Der jetzt eingereichte Entwurf wird nicht nur aus ökologischer, sondern könnte auch aus ökonomischer Sicht für Billa ein Misserfolg werden. Man bedenke: ein Rückbau und die kostenintensive Entsorgung des Abbruchmaterials, die enormen Mengen an Material für die Aufschüttung des Bauplatzes und die Notwendigkeit einer zeitraubenden, temporären Überschüttung mit noch mehr Gewicht, damit sich der Baugrund stabilisiert. Dazu kommt, dass ein Bauwerk mit Rampen und Stützmauern äußerste Präzision in der Konstruktion und ständige Wartung im Eisenerzer Winter verlangt.
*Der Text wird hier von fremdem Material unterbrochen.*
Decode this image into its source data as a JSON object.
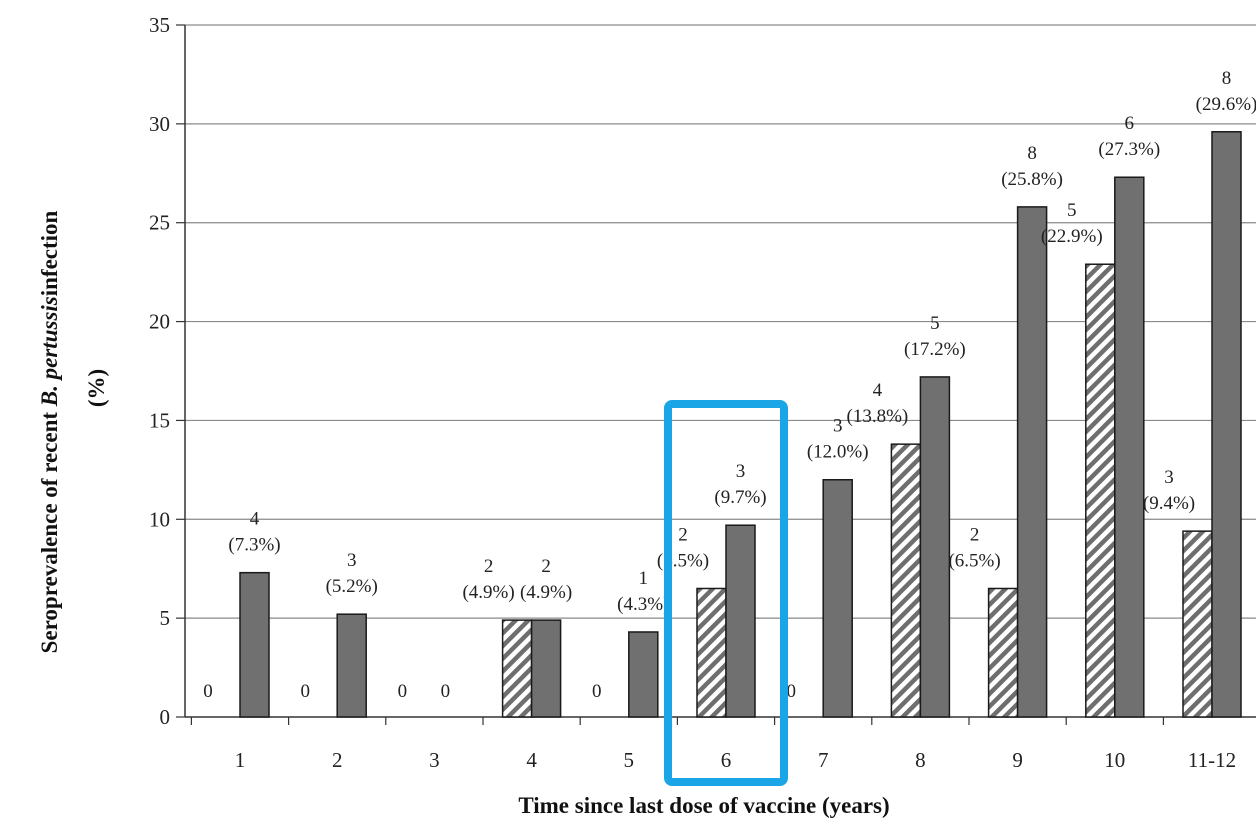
{
  "chart_data": {
    "type": "bar",
    "xlabel": "Time since last dose of vaccine (years)",
    "ylabel_prefix": "Seroprevalence of recent ",
    "ylabel_italic": "B. pertussis",
    "ylabel_suffix": "infection",
    "ylabel_line2": "(%)",
    "ylim": [
      0,
      35
    ],
    "yticks": [
      0,
      5,
      10,
      15,
      20,
      25,
      30,
      35
    ],
    "grid": true,
    "categories": [
      "1",
      "2",
      "3",
      "4",
      "5",
      "6",
      "7",
      "8",
      "9",
      "10",
      "11-12"
    ],
    "series": [
      {
        "pattern": "hatched",
        "values": [
          0,
          0,
          0,
          4.9,
          0,
          6.5,
          0,
          13.8,
          6.5,
          22.9,
          9.4
        ],
        "count_labels": [
          "0",
          "0",
          "0",
          "2",
          "0",
          "2",
          "0",
          "4",
          "2",
          "5",
          "3"
        ],
        "pct_labels": [
          "",
          "",
          "",
          "(4.9%)",
          "",
          "(6.5%)",
          "",
          "(13.8%)",
          "(6.5%)",
          "(22.9%)",
          "(9.4%)"
        ]
      },
      {
        "pattern": "solid",
        "values": [
          7.3,
          5.2,
          0,
          4.9,
          4.3,
          9.7,
          12.0,
          17.2,
          25.8,
          27.3,
          29.6
        ],
        "count_labels": [
          "4",
          "3",
          "0",
          "2",
          "1",
          "3",
          "3",
          "5",
          "8",
          "6",
          "8"
        ],
        "pct_labels": [
          "(7.3%)",
          "(5.2%)",
          "",
          "(4.9%)",
          "(4.3%)",
          "(9.7%)",
          "(12.0%)",
          "(17.2%)",
          "(25.8%)",
          "(27.3%)",
          "(29.6%)"
        ]
      }
    ],
    "highlight_category": "6",
    "colors": {
      "solid_bar": "#707070",
      "hatch_bg": "#ffffff",
      "hatch_line": "#6e6e6e",
      "bar_outline": "#1a1a1a",
      "grid": "#8a8a8a",
      "highlight": "#1aa6e6"
    }
  }
}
Billa hätte für sein Bauvorhaben Hilfe und fachlichen Rat gebraucht. Die Steiermark hat laut Internet einen Baukultur-Beirat, der die Baukultur-Leitlinien zur Umsetzung bringen soll. Seit vielen Jahren gibt es einen Baukultur-Beauftragten. Doch was wird getan, um die Leitlinien zur Baukultur aus der Papierform zu holen und zumindest dort mitzugestalten, wo das Land über Gesetze und Fördermittel Mitsprache und Entscheidungsmacht hat? Eine solche hätte auch die Ortsbildkommission auf Grundlage des Ortsbildgesetzes. Warum gab es kein entschiedeneres „Nein, so nicht“, nachdem der erste Sachverständige eine substanzielle Änderung des Entwurfs empfohlen hatte und diese nicht kam? Warum keine Koordination der Beteiligten, um über Gespräche Überzeugungsarbeit für eine ortsbildverträgliche Lösung zu leisten?

Trotz aller Versäumnisse wäre es für die Einsicht, dass man heute nicht mehr ressourcenverschleudernd bauen kann als Unternehmen, das mit Nachhaltigkeit punkten will, ein Klimaaktiv-Partner ist und mit Greenpeace kooperiert, nicht zu spät. Für eine Umkehr zurück an den Start auch nicht. Ein Gebäude, das intelligent auf dem Bestehenden aufbaut, oder eine neue, qualitativ hochstehende Architektur, die sich besser ins Ortsbild einfügt, wäre ein Gewinn für alle und könnte glaubwürdig für eine notwendige Wende im Bausektor stehen, in der unser Tun den Erfordernissen des Umweltschutzes in seiner ökologischen und ökonomischen Dimension angepasst wird. Mit Stolz bewirbt Billa eine Filiale in Perchtoldsdorf als Blue Building, das für nachhaltiges Bauen ausgezeichnet wurde. Nur leider macht ein „Öko-Billa“ genauso wenig einen Sommer wie eine einzige Schwalbe.